David Raksin used the Processional humorously in "The Unicorn in the Garden" when the wife gets carried off to the booby hatch. See just after 5:47 for the cue.
George Duning does an Arabian-harmonized-and-instrumented quote of Wagner's Bridal Chorus. It's in the "Wedding Celebration" cut of the soundtrack release of 1001 ARABIAN NIGHTS:
Morricone quoted both of them in his career. Here are two examples (but there are more of them):
Wagner's one in:
MENAGE ALL'ITALIANA: track 1+1+1=4 : from 0'43 on (in this cue you then also find a snippet of a future theme from LA TENDA ROSSA)
Mendelssohn's one in:
IL MIO CARO DOTTORE GRASLER: track The decision: the entire cue is a new orchestration with castagnets of the beginning of Mendelssohn's brilliant march
There are also cases where composers come up with an original bridal march. I like this very solemn one written by Vladimir Cosma for the French comedy LA GALETTE DU ROI:
"There are also cases where composers come up with an original bridal march. I like this very solemn one written by Vladimir Cosma for the French comedy LA GALETTE DU ROI:"
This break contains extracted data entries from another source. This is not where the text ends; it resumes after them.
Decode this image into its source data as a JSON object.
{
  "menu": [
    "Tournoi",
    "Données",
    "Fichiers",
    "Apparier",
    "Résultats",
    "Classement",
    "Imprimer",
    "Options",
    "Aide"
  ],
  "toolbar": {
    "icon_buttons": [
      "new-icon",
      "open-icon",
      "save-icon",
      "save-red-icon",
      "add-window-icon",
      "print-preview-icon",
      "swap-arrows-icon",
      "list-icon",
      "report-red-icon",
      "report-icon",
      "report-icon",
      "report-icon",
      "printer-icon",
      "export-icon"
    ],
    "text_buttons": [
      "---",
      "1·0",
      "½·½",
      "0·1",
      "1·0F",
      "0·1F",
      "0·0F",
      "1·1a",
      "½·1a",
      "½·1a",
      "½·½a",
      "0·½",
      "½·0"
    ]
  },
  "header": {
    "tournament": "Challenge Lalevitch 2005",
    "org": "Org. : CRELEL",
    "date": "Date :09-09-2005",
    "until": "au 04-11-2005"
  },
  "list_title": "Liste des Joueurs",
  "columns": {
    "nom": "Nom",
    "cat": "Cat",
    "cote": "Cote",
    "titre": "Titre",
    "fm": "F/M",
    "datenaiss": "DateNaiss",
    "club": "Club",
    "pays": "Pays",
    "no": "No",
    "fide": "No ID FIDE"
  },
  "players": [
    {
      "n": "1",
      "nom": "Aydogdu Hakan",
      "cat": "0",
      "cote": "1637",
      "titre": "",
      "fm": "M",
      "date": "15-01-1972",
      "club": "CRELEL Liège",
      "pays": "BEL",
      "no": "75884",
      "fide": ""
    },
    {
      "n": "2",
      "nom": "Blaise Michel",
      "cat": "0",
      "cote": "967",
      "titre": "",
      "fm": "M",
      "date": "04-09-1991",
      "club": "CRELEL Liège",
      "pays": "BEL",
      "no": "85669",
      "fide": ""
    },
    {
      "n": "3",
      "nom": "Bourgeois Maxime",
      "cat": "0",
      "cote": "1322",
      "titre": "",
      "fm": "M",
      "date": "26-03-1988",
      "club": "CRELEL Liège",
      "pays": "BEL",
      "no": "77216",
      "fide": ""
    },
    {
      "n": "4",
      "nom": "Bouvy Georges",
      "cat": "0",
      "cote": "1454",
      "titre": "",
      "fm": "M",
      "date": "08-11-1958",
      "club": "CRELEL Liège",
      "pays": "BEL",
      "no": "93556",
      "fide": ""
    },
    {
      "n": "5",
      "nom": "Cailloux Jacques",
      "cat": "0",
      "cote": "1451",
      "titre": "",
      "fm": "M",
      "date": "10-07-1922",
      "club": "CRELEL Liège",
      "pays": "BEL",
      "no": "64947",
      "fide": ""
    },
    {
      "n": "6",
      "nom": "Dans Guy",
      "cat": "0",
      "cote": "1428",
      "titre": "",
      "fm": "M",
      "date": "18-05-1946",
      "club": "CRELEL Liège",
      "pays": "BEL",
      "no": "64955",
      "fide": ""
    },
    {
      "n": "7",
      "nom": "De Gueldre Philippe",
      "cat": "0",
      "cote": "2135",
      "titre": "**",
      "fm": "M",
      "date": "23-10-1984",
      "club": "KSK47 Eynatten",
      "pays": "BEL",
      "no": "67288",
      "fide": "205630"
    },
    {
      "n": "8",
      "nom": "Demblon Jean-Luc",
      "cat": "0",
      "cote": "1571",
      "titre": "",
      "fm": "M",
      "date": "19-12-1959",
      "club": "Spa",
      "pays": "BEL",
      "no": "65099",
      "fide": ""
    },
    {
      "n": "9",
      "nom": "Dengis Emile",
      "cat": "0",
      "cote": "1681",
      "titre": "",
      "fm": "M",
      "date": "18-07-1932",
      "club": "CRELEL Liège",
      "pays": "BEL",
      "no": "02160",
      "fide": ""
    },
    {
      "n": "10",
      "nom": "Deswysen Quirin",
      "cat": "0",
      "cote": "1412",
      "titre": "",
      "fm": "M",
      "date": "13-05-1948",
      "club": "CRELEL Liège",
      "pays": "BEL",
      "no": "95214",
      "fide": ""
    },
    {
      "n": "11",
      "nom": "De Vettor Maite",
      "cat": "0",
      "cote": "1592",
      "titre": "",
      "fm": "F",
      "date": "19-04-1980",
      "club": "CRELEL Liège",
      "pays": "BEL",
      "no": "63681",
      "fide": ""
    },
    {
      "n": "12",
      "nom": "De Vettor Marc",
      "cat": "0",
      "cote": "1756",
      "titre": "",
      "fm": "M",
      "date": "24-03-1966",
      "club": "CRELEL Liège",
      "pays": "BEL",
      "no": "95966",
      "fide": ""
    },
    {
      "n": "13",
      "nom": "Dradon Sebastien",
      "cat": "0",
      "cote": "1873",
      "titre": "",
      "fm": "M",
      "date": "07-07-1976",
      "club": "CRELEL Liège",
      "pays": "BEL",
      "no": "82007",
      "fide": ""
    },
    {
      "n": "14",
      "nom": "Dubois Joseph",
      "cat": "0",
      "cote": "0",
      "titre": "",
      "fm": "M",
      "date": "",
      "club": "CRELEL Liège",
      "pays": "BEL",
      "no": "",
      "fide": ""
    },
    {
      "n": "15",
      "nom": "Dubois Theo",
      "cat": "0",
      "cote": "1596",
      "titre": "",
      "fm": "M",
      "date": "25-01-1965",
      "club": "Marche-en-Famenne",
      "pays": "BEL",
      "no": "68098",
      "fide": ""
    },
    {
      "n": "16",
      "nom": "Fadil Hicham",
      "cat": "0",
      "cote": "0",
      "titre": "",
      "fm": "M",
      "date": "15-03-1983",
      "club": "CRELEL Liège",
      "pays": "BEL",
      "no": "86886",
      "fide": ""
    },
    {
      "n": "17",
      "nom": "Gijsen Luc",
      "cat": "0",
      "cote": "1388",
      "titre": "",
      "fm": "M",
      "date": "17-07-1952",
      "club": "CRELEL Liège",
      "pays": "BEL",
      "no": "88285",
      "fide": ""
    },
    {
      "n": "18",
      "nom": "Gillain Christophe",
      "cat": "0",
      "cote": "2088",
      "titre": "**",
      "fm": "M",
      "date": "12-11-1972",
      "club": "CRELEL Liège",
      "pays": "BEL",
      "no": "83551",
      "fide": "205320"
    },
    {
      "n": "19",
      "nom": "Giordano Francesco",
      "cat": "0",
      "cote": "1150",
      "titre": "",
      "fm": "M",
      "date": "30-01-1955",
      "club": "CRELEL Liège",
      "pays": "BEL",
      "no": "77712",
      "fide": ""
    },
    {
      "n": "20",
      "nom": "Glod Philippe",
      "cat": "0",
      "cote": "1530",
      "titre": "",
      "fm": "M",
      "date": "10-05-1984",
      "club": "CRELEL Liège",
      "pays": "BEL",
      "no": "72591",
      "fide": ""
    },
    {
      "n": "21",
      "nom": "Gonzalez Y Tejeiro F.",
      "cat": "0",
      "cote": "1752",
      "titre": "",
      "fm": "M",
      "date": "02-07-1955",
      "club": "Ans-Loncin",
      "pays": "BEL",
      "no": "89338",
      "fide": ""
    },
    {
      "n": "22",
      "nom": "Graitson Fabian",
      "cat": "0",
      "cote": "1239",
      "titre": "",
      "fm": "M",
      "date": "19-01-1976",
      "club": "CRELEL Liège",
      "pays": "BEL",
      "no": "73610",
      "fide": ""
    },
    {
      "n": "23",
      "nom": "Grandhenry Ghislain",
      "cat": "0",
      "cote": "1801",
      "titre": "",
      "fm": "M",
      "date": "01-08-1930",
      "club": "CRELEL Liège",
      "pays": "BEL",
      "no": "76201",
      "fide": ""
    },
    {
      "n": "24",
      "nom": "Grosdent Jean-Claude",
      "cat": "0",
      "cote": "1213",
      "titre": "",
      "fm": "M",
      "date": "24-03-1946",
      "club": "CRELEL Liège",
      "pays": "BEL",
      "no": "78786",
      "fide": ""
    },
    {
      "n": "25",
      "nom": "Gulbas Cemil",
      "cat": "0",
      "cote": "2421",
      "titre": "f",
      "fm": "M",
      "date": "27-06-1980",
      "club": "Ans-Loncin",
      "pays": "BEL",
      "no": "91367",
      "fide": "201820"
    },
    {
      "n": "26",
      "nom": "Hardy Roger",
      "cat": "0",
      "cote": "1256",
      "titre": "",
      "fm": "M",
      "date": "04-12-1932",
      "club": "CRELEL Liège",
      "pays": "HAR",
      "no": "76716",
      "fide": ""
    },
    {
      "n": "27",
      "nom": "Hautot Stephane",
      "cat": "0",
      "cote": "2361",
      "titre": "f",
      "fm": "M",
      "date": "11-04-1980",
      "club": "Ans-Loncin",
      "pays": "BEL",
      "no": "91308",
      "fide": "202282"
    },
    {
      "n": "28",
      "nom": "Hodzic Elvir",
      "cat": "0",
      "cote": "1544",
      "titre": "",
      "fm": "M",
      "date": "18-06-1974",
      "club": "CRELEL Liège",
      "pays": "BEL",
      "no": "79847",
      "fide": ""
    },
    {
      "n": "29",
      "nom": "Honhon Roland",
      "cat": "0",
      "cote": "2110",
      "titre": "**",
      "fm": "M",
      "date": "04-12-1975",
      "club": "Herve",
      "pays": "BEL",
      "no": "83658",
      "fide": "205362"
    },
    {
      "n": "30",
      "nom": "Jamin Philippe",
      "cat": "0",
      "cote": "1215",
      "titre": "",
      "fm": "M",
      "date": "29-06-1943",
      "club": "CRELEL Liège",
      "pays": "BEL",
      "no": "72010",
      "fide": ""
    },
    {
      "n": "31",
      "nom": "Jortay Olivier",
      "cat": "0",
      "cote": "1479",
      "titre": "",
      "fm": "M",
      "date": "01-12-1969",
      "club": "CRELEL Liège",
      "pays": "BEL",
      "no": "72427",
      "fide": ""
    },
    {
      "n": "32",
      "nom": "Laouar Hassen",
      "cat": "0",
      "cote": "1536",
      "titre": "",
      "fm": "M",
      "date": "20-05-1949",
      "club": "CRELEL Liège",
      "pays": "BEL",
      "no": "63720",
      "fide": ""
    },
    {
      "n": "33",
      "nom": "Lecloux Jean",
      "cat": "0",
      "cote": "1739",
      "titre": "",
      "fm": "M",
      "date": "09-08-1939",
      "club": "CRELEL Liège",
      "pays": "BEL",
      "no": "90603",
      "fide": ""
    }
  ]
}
Where classical music is concerned, there is another bridal march I think of right now, also from the Romantic era, as part of Carl Goldmark's 1st symphony"Ländliche Hochzeit", opus 26:
Another obvious example featuring a quote from Mendelssohn's wedding march from the very beginning and then a superb square dance treatment of LA RESA DEI CONTI's main theme:
Rewatching Masque of the Red Death earlier today, I noticed a motif in the climactic moments of the film that is a lot like, if not exactly the same, as the "Redemption through Love" motif prominent at the end of Götterdämmerung.